Evoluthon contest

At the occasion of the Alphy/AIEM 2023 conference we made a first (beta) Evoluthon contest.
The rules and context can be found below : in one word, one had to reconstruct a tree based on 40 sequences generated by Aevol.

Now that this contest is over, we can share the original tree, to enable anyone to train themselves on this first example ; we will make a bigger contest with new sets of sequences starting in September.

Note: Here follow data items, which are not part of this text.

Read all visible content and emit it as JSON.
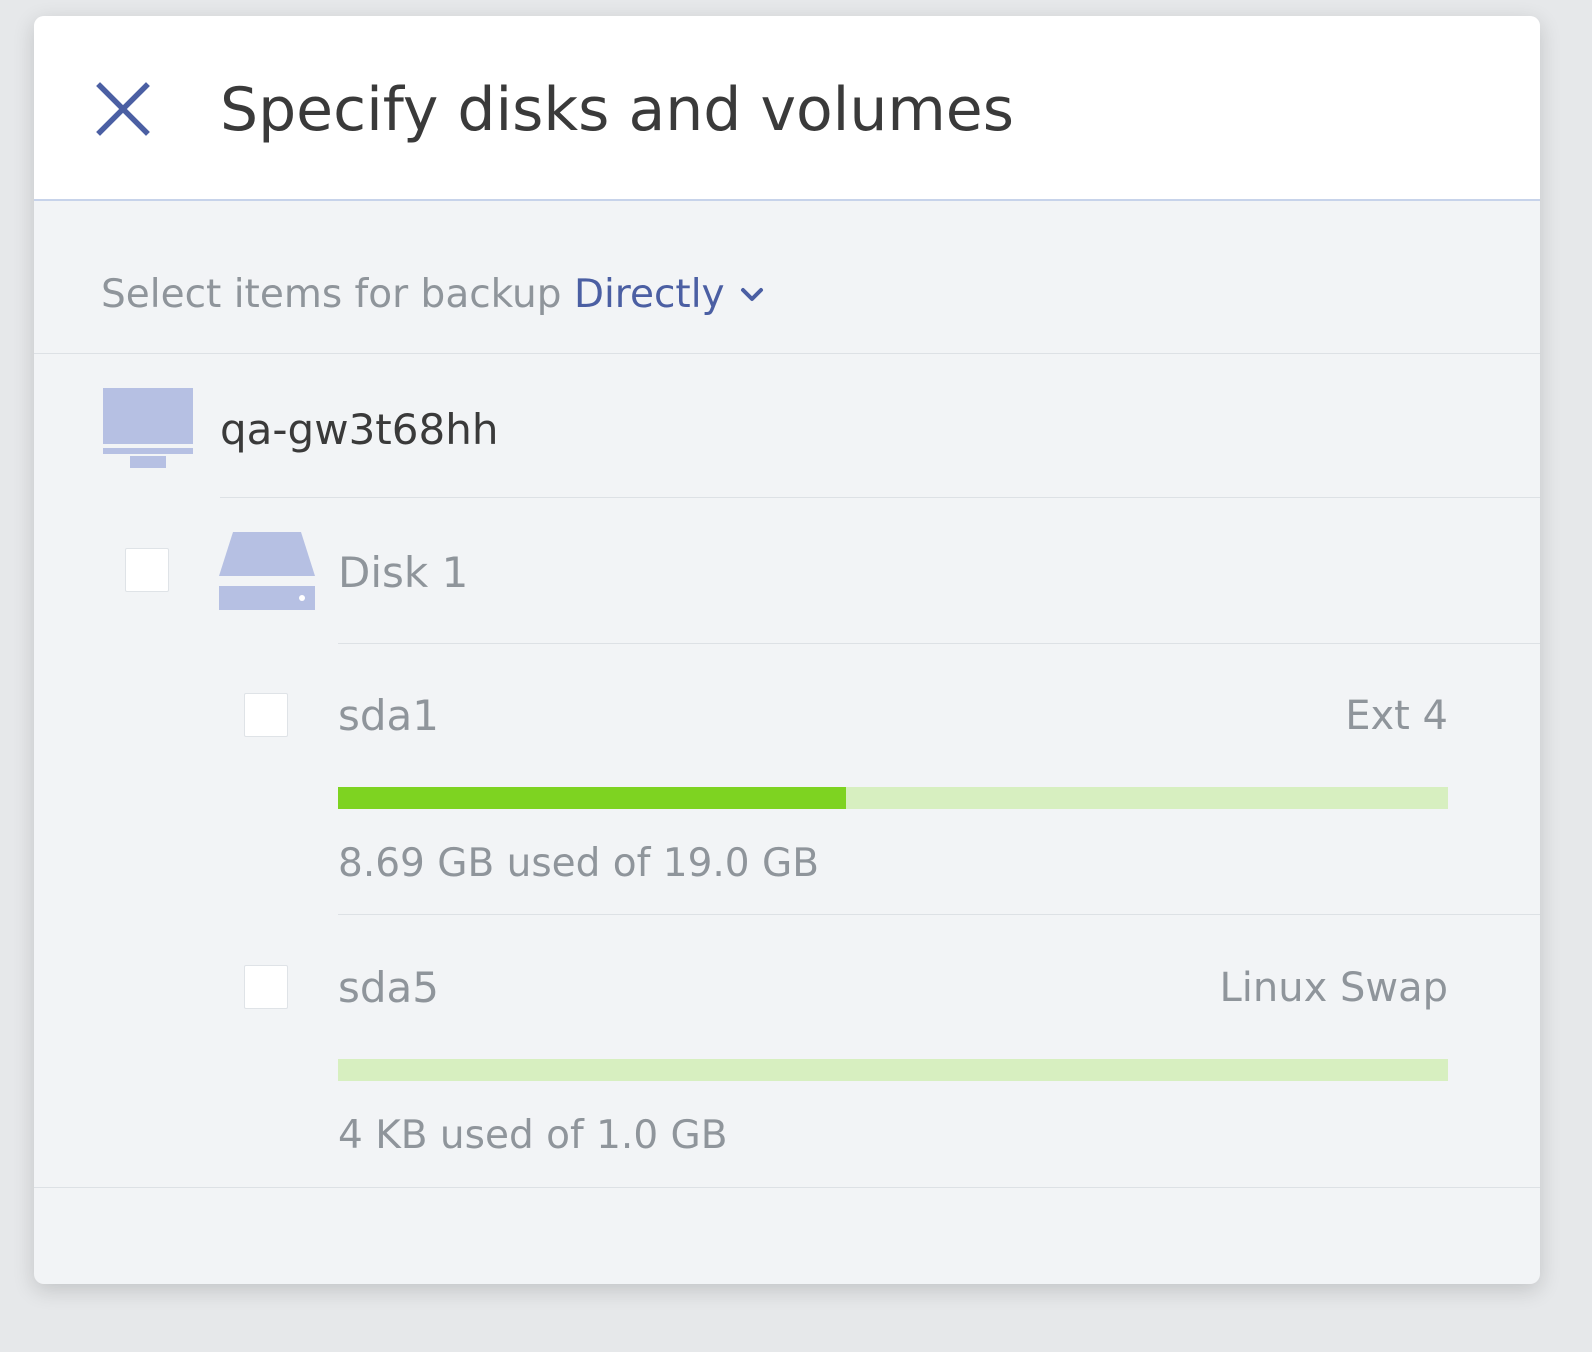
{
  "dialog": {
    "title": "Specify disks and volumes",
    "close_icon": "close-icon"
  },
  "selector": {
    "label": "Select items for backup",
    "value": "Directly",
    "icon": "chevron-down-icon"
  },
  "machine": {
    "name": "qa-gw3t68hh",
    "icon": "monitor-icon"
  },
  "disk": {
    "label": "Disk 1",
    "icon": "hard-drive-icon",
    "volumes": [
      {
        "name": "sda1",
        "filesystem": "Ext 4",
        "usage_text": "8.69 GB used of 19.0 GB",
        "used_fraction": 0.4574
      },
      {
        "name": "sda5",
        "filesystem": "Linux Swap",
        "usage_text": "4 KB used of 1.0 GB",
        "used_fraction": 4e-06
      }
    ]
  },
  "colors": {
    "accent": "#4b5fa3",
    "bar_used": "#7ed321",
    "bar_free": "#d7efc0",
    "icon_fill": "#b6c0e3"
  }
}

This new contest should provide different level of difficulty and sequences having evolved in different conditions (bottleneck, changing mutation rate…) between sets.

Beta contest : sequences, solution(s), rules

Sequences

Click on the links below to download the sequences in multi-fasta format.

Solution(s)

On the links below you can download :
First the original tree in newick format (in .txt here).
Secondly, if you want to try and discover the ancestor sequence, the true one is on the second link.
Finally, if you want to try and discover the parameters for this simulation (intitial population size, maximum indel size, point mutation rate, small deletion rate, small insertion rate, duplication rate, translocation rate, insertion rate, deletion rate), those are on the last link.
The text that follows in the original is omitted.